On se régale, ici, d’univers où les portes s’ouvrent et se ferment sur des mondes différents. On meurt dans l’un, on renaît dans l’autre. Mais on est néanmoins en pays de connaissance tant les films de Miyazaki racontent presque tous une catastrophe annoncée déjouée par un héros au coeur pur. C’était le cas précisément dans Princesse Mononoké (1997) comme dans Ponyo sur la falaise (2008). La catastrophe, ici, est clairement évoquée avec la guerre du Pacifique (on voit les cockpits d’avion sortir de l’usine du père qui participe à l’effort de guerre) mais c’est bien à notre époque que pense le cinéaste philosophe avec les angoissantes incertitudes actuelles sur la paix.
Alors, comme il l’avait déjà fait dans Le vent se lève (2013), Miyazaki fait sien le vers de Paul Valéry dans Le cimetière marin : « Il faut tenter de vivre ».

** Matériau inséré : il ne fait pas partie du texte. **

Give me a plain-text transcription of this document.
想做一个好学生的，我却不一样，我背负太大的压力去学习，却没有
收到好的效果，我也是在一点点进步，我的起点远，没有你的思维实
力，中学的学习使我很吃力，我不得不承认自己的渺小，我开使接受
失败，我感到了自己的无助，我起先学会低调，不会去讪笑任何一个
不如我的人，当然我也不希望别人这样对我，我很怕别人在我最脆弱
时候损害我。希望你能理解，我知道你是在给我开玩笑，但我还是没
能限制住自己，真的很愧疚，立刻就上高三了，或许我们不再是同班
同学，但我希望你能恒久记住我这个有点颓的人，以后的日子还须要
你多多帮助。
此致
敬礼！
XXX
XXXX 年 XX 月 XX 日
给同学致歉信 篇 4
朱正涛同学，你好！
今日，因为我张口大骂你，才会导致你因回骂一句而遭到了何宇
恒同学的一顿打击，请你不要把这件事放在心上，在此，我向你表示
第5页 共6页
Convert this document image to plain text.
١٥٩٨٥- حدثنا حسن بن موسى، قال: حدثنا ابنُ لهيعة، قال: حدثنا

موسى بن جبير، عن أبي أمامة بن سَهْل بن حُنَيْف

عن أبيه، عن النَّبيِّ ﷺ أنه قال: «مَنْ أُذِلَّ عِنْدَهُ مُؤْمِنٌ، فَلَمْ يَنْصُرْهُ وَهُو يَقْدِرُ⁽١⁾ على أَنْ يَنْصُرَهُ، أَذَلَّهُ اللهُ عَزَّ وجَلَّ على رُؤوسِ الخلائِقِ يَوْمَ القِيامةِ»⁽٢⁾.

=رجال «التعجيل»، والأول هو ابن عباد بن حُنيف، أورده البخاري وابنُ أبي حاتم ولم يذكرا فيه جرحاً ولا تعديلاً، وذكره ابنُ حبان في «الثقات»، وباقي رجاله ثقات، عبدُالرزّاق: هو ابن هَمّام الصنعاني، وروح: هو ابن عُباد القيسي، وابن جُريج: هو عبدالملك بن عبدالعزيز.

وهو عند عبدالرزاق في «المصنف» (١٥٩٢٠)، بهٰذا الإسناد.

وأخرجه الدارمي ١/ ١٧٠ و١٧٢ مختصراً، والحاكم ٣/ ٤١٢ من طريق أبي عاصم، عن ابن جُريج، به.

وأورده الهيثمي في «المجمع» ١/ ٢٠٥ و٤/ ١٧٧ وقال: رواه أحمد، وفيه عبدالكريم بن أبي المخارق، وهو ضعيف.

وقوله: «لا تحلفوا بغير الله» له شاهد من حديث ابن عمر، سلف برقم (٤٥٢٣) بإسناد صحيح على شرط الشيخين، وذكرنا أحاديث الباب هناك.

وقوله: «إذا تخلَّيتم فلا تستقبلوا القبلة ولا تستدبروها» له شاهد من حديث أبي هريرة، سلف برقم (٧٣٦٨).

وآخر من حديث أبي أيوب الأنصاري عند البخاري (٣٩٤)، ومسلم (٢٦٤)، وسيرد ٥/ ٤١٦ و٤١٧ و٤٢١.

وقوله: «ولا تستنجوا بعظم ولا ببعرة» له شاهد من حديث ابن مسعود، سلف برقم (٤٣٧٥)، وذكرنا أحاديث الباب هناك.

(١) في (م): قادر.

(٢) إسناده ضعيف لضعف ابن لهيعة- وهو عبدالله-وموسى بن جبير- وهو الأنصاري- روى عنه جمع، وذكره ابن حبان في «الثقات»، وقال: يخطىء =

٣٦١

Mahito, qui s’est blessé lui-même à la tête tant son désespoir était immense, va relever la tête, affronter les dangers, rencontrer un étrange bestiaire (des warawara aux perruches militaires en passant évidemment par l’ami héron) et de belles personnes, à l’instar des malicieuses mamies du manoir ou encore la rude et courageuse Kiriko qui fend les flots comme elle fend les flancs d’un énorme poisson et, in fine, Himi, la fille du feu, qui deviendra son alter-ego…
Avec Kiriko, Mahito vogue aux abords d’une crique envahie de bateaux fantômes peuplés d’êtres sans visage… On a l’impression alors d’aborder sur la fameuse Ile des morts représentée en 1886 par le Bâlois Arnold Böcklin. En matière d’onirisme et de fantastique, Miyazaki connaît ses classiques. Quant au monolithe magique du grand-oncle, il fait irrésistiblement songer à Magritte. C’est à côté du monolithe que le vieux sage confie à Mahito une poignée de pierres aux formes géométriques. Comme le souligne Bernard Génin, enseignant spécialisé dans l’animation, leur assemblage, réussi ou non, fera du monde, une abomination ou une merveille…
LE GARCON ET LE HERON Animation (Japon – 2h03) de Hayao Miyazaki. Dans les salles le 1er novembre.